Church Broughton has nothing more beautiful than its fine avenue of limes and the old church to which they lead, a gracious place of lovely stone all splashed with streaks of amber, with something left of Norman days and much of 600 years ago when the old church was madeas one sees it today.
The legacy of the Normans is the font (with an unusual pattern of angles and circles) a half-pillar with a capital near the chancel, and perhaps the round pillars of the nave. Two oval pillars at the west end are of the 14th century, their capitals having extraordinary figures which seem to be grimacing at each other. As old as these pillars is the embattled tower with a stair turret and a low spire, the chancel with three stone seats and a piscina niche, a small priest's doorway, an outside recess with a curious little window in the wall, and the capitals of the arcades.

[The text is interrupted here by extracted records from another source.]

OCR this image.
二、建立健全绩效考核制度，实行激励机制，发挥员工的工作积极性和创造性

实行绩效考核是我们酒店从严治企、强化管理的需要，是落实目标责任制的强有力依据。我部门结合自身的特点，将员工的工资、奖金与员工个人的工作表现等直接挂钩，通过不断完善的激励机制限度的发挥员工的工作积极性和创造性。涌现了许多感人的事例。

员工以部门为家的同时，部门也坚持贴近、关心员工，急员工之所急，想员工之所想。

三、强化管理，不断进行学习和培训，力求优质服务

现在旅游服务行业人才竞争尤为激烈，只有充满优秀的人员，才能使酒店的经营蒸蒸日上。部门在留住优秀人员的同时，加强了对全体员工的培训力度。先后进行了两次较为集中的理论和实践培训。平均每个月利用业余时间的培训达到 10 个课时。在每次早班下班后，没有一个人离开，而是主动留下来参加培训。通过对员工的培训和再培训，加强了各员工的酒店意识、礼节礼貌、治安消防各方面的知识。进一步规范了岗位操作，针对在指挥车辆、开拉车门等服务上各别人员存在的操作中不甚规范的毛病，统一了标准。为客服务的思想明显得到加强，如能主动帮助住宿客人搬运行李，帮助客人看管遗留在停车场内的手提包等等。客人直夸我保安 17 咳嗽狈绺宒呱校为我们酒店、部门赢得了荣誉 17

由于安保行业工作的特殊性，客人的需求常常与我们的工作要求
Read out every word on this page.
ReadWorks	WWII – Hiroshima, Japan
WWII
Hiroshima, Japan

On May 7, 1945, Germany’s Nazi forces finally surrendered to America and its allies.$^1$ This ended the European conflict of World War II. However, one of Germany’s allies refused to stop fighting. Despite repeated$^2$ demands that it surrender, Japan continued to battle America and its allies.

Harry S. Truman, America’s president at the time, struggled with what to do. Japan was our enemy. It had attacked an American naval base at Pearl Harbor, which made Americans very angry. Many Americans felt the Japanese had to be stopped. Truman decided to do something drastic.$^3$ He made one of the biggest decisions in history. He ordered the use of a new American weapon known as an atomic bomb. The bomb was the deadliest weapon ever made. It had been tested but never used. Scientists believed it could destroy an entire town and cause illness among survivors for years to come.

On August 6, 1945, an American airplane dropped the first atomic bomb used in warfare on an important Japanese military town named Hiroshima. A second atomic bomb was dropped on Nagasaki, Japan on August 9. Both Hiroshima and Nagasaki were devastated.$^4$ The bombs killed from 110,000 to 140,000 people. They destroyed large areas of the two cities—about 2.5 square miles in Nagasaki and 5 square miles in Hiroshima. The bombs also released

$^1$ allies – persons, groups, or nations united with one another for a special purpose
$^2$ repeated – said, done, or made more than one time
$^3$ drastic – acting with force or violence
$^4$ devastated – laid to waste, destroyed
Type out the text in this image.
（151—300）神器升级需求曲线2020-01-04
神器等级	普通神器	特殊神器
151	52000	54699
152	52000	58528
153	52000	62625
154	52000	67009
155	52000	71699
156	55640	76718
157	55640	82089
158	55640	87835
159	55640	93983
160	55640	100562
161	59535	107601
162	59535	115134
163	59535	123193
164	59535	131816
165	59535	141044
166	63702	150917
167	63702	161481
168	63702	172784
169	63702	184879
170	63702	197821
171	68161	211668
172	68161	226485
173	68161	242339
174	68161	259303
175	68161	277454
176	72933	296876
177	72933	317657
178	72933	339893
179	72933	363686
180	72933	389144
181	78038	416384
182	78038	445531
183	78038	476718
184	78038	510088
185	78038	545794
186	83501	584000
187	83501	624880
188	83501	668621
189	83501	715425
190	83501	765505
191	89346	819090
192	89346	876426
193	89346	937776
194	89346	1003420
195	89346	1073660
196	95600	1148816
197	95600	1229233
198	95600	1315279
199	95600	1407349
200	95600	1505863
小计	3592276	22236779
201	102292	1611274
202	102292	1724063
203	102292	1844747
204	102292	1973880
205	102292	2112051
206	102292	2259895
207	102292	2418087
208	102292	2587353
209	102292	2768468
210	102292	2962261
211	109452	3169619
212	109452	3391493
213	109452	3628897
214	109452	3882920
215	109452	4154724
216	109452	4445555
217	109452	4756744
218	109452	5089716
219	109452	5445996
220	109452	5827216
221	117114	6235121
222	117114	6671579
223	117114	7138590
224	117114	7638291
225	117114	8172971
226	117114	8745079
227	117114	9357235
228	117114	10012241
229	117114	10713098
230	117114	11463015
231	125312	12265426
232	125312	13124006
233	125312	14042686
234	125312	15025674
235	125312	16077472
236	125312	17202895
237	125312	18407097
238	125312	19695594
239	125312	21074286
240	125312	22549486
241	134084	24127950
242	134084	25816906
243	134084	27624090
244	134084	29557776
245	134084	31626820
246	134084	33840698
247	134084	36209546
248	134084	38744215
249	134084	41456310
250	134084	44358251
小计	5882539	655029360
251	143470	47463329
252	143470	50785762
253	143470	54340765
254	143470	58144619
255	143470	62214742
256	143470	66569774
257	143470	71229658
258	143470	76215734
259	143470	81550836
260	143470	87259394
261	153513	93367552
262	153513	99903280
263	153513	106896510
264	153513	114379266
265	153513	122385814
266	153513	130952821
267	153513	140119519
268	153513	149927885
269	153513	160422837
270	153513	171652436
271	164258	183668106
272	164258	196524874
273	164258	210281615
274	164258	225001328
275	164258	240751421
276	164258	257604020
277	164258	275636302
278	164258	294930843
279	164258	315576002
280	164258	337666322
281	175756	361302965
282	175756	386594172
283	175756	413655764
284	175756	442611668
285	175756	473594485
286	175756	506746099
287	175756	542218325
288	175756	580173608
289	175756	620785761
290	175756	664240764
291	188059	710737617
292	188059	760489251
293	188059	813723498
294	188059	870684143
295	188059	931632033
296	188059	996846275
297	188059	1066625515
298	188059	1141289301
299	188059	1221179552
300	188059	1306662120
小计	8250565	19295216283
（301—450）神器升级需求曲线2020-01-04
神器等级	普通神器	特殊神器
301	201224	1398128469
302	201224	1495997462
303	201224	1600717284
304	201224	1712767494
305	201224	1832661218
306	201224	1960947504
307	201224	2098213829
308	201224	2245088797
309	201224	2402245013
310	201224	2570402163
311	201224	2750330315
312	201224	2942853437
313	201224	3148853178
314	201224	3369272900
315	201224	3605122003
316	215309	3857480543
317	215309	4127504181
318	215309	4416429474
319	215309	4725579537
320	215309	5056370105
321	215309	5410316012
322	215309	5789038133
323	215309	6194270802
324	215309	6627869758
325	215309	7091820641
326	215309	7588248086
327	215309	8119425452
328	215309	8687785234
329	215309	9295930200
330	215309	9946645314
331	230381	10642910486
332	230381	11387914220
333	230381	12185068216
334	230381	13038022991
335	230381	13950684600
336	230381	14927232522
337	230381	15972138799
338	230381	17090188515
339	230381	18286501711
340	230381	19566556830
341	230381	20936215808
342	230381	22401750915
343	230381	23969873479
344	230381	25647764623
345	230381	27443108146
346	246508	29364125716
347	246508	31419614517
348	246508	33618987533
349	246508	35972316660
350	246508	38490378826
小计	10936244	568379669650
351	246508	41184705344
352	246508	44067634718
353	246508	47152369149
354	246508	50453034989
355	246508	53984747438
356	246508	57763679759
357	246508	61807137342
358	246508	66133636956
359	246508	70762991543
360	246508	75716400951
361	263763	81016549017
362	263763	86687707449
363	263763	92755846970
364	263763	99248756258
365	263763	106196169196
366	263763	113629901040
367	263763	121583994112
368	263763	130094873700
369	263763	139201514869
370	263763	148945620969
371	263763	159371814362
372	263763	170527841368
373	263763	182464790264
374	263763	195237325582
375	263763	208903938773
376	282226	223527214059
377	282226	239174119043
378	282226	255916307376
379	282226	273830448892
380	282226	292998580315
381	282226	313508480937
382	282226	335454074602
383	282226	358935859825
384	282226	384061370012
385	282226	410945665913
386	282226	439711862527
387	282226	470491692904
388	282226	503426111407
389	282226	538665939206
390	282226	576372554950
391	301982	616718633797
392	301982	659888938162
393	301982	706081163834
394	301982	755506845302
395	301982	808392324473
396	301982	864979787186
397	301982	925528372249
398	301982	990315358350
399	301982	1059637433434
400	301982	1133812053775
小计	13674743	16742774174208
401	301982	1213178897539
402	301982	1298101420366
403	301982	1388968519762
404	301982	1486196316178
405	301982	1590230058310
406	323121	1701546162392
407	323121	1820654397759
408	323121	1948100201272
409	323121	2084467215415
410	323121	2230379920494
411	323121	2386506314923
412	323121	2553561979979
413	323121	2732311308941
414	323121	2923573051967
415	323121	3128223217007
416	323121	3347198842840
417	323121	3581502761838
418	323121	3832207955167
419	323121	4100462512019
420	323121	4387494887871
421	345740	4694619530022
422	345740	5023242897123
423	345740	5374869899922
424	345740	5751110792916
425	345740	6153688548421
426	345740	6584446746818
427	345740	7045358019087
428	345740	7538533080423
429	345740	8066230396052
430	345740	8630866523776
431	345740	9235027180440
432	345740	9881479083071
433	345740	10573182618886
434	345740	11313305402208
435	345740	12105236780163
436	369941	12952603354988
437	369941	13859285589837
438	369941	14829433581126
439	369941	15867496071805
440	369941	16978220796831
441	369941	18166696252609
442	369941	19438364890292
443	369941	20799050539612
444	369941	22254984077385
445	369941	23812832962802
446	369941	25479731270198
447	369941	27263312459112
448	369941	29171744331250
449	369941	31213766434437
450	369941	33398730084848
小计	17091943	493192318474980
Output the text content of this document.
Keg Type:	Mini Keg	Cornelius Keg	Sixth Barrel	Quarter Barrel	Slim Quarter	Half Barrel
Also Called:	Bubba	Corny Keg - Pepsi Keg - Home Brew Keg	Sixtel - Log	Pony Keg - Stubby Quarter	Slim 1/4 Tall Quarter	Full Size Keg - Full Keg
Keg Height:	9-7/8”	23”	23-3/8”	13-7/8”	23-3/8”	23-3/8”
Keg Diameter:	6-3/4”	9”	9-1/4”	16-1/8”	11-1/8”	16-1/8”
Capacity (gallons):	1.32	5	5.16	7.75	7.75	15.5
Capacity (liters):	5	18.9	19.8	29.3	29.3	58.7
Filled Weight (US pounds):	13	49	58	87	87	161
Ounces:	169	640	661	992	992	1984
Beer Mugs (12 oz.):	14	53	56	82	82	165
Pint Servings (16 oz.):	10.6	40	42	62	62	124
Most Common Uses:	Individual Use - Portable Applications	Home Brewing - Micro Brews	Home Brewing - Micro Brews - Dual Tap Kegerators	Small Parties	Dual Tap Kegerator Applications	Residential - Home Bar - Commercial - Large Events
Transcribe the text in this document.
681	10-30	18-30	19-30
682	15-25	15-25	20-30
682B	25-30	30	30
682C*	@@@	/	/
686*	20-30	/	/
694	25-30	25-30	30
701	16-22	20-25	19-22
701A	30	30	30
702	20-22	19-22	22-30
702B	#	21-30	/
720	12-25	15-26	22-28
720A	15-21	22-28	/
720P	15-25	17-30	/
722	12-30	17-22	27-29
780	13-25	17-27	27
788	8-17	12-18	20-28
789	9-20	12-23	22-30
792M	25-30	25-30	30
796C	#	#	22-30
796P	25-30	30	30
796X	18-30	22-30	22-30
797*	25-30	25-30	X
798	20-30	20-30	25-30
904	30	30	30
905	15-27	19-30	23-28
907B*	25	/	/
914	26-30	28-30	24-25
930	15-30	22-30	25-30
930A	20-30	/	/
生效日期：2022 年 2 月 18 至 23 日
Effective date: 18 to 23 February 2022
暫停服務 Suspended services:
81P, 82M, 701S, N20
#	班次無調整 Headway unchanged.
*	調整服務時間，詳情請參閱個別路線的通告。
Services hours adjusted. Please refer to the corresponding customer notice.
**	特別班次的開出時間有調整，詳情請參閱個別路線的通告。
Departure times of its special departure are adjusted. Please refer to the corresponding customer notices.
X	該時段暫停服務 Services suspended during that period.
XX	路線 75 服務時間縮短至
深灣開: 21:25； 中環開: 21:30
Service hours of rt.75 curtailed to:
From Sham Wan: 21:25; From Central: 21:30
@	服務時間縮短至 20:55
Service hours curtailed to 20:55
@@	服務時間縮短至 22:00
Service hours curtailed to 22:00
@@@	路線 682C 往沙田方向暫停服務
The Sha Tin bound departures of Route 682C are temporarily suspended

Worked into the modern reredos is the tracery of screenwork perhaps 600 years old. The clerestory and the oak roof of the nave, with carved spandrels, is largely of 1506. The oak pulpit is of the 18th century; though altered since its day, it was the gift of one of the Woolleys of Sapperton a mile or so away to the west, where the gabled 16th or 17th century manor house still stands with its fine farm buildings at the foot of a shady lane.
William Woolley's manuscript history of Derbyshire, over 250 years old, is in the British Museum. It is believed that he wrote it in the village.
In a 17th century chest with three locks is the old village bassoon, the most curious possession of the church. An interesting possession is the winged figure of St George and the Dragon on a bracket in the chancel, carved in Oberammergau in the early years of this century. A stone in the floor at the west end of the church marks the spot where Francis Fearn used to stand to wind up the old clock in the tower. For 32 years he was the parish clerk, and when at last he knew he was winding himself down, he chose to be buried near this spot.